Horses To Follow » Electra Star

Electra Star

Electra Star has improved with every run this season and earned herself a step up to listed class after winning a Class 3 handicap at Ascot at the start of September off a mark of 86, where she had to weave right through the pack, coming from the far side of the field to challenge on the near side as they came down the middle of the track, and she was ultimately well on top at the line. She got her chance at listed level at Newmarket on Friday in the Rosemary Stakes, where she faced a more than useful field, featuring proven listed performers Dark Promise and Seta.

William Haggas’s filly likes to come off a fast pace and they just simply didn’t go fast enough for her here. She was held up last in a race in which Dark Promise and The Shrew set only modest fractions, and she was always going to face a tough task in trying to make up the six or seven lengths from the rear, at a meeting at which it generally paid to race prominently. Dark Promise kicked on into the Dip and had more than enough in hand to hold off the challenge of Seta, with The Shrew managing to keep on for third. Electra Star finished best of all, despite meeting interference, to just edge out her stable companion Sooraah for sixth, five and a half lengths behind the winner. In fact she finished so strongly that she was actually upsides the winner at the pull-up.
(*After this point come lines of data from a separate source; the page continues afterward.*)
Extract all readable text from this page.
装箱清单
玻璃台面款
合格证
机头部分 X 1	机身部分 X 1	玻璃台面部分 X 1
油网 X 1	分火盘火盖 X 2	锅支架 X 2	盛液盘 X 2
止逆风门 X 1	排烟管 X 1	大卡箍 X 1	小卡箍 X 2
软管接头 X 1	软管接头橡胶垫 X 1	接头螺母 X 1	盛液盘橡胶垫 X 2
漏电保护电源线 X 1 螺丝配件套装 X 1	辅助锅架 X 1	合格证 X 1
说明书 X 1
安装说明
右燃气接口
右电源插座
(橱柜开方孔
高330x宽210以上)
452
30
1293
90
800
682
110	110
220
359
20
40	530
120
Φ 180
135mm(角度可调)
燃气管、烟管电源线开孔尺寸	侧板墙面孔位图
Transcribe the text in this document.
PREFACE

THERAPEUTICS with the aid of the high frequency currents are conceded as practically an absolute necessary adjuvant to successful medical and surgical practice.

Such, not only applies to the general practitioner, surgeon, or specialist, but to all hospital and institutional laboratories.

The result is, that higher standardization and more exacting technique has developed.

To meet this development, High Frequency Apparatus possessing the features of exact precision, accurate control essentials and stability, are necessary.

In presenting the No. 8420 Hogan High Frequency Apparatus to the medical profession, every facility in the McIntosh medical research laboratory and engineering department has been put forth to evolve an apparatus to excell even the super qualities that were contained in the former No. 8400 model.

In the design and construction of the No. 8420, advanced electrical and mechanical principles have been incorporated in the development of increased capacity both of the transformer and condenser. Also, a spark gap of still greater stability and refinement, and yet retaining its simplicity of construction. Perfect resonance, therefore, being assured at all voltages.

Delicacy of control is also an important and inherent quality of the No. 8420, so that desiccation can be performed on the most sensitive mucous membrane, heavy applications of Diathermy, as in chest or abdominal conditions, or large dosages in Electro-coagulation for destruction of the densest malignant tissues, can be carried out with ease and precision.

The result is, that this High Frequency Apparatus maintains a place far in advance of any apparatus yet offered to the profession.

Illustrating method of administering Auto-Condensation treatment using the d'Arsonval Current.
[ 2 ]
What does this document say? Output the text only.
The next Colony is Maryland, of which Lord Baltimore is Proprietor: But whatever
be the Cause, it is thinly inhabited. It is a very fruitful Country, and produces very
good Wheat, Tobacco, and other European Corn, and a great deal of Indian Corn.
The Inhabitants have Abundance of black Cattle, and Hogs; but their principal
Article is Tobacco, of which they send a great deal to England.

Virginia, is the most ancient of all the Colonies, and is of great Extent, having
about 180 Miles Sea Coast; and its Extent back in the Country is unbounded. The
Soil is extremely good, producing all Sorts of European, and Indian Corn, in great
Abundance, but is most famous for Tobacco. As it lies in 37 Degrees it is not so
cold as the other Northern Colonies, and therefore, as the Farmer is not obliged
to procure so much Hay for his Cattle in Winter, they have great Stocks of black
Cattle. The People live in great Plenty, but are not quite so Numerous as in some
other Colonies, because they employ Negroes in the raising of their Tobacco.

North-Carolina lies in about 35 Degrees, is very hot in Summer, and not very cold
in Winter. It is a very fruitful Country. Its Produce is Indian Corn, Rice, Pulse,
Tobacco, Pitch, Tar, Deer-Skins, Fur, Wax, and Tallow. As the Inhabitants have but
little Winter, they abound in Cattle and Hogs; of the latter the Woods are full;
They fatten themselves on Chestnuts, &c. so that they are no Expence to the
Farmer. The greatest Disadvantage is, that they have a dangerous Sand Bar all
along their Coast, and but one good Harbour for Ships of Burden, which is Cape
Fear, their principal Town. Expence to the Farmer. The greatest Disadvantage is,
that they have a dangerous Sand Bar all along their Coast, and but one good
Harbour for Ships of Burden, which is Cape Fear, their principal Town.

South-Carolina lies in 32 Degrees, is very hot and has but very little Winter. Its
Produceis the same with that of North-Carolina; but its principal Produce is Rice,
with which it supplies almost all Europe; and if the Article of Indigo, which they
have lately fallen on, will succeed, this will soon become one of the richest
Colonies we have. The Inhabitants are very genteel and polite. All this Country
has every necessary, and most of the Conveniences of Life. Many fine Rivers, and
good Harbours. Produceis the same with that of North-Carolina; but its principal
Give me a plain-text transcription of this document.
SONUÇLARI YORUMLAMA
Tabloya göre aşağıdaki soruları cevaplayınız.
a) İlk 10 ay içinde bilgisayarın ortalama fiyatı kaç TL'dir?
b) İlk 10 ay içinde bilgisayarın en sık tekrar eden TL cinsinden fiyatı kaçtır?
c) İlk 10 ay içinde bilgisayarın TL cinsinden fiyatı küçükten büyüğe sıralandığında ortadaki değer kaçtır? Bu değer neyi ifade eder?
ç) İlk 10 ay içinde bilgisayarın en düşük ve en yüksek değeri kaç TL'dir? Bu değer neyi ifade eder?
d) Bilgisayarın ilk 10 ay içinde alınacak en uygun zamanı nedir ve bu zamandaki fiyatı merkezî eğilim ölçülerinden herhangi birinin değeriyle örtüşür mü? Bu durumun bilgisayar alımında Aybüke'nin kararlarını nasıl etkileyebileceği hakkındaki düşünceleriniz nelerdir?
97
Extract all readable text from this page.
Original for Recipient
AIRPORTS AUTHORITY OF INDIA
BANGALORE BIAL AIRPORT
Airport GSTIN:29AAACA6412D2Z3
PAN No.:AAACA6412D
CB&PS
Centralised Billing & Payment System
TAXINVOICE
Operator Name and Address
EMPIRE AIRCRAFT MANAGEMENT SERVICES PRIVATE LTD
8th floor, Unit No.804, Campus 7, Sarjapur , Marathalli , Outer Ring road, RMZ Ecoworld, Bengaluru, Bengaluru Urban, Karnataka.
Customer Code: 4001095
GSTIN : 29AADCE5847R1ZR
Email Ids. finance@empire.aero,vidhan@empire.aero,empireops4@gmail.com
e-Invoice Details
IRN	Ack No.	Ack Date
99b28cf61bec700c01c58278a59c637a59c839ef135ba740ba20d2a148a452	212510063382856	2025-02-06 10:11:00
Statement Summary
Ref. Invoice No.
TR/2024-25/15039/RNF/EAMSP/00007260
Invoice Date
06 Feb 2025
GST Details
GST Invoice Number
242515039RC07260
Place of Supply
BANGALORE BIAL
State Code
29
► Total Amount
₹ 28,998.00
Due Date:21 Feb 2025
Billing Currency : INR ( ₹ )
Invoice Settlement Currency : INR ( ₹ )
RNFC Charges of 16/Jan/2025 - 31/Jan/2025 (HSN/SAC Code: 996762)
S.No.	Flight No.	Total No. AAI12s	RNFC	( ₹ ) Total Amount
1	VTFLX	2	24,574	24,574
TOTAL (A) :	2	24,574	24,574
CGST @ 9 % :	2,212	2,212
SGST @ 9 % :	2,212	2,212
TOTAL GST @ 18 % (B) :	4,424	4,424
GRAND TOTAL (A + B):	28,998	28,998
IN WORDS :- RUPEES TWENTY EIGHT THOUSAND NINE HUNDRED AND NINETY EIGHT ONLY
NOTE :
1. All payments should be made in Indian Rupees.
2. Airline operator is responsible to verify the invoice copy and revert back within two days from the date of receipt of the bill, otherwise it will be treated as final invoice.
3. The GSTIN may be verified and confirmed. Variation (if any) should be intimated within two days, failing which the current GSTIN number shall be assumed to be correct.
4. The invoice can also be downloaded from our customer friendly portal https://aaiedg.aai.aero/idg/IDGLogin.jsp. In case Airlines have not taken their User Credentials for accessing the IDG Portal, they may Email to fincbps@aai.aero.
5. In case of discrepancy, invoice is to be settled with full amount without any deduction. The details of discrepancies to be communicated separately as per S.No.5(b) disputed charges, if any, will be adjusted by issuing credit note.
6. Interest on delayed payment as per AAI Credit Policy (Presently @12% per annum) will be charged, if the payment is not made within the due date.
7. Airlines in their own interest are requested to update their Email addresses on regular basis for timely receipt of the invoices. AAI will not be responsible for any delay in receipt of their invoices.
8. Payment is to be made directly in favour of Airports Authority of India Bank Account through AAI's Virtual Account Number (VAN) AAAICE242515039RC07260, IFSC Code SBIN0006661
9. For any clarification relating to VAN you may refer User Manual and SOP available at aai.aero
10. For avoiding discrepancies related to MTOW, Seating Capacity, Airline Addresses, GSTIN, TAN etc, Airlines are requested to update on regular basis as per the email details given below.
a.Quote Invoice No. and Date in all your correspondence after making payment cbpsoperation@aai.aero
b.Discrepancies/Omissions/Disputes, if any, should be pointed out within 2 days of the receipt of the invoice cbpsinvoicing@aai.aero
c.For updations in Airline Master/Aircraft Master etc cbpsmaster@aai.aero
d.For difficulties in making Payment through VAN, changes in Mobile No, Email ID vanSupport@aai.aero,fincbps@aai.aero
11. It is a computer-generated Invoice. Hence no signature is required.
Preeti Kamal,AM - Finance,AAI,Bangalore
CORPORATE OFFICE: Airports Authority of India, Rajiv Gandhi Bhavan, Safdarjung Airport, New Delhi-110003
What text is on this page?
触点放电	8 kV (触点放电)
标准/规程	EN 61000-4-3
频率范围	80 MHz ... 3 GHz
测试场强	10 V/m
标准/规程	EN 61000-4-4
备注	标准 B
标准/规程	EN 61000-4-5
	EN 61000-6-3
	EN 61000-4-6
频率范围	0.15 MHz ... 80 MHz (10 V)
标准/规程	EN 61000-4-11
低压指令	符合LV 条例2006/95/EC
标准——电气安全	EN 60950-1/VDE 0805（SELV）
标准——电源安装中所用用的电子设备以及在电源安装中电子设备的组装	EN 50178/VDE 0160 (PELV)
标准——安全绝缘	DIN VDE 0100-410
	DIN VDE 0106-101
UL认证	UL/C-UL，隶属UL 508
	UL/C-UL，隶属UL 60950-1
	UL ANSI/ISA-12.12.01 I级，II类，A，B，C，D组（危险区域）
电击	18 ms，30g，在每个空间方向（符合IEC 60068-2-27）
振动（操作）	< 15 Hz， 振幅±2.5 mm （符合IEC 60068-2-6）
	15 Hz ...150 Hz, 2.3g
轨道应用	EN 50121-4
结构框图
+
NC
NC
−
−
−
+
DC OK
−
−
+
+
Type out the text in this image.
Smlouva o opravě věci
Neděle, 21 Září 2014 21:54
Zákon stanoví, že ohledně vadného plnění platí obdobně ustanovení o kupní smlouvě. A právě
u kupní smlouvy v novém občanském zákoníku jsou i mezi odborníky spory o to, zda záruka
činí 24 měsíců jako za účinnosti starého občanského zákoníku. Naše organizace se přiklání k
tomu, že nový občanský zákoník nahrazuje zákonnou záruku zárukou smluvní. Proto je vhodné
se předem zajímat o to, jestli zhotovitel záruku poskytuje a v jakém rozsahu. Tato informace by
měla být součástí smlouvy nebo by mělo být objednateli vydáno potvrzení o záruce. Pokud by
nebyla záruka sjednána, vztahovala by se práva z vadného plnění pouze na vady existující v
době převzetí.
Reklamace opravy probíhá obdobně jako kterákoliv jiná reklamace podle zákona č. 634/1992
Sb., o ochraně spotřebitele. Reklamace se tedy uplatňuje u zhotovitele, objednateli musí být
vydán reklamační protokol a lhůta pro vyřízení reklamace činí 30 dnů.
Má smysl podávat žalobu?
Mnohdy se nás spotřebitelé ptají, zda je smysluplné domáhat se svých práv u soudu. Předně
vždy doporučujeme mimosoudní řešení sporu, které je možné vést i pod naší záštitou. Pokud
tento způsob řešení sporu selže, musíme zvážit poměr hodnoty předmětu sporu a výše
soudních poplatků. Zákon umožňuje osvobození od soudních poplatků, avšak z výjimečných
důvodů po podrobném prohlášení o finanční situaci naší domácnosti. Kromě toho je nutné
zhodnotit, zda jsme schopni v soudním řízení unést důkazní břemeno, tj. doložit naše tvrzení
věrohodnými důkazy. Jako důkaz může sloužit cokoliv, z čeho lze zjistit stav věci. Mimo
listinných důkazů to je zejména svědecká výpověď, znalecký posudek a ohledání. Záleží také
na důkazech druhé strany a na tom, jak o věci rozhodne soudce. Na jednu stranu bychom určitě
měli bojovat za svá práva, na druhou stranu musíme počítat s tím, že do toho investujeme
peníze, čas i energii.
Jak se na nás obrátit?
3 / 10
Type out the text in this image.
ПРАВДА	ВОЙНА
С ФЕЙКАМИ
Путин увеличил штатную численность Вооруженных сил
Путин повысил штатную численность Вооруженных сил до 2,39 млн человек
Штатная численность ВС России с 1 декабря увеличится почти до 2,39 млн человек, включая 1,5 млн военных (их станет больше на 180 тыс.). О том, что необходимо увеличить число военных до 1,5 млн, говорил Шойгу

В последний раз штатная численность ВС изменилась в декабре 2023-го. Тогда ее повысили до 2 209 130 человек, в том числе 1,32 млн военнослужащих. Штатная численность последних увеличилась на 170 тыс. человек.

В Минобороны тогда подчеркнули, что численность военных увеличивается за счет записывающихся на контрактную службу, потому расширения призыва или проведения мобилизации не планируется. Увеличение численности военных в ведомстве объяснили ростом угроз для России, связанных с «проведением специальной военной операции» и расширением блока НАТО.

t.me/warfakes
Electra Star has progressed nicely this year, she has won twice, and finished a neck second to the useful Godolphin horse Terdaad, in three handicap runs. The manner of her victory at Ascot suggests she was some way ahead of her handicap mark of 86, and even with a 7lb rise to 93, that still leaves connections with the option of going back into handicaps after this. The suspicion is that she is a fair bit better than she was able to show here, the way this race was run was totally against her and she is worth another shot at black type. She may be slightly under-rated now if she is to run again at this level, give that she came up short here. A faster pace should see her in much better light, and she would certainly be of interest were she upped to nine or even 10 furlongs. Easier ground shouldn’t present a problem either.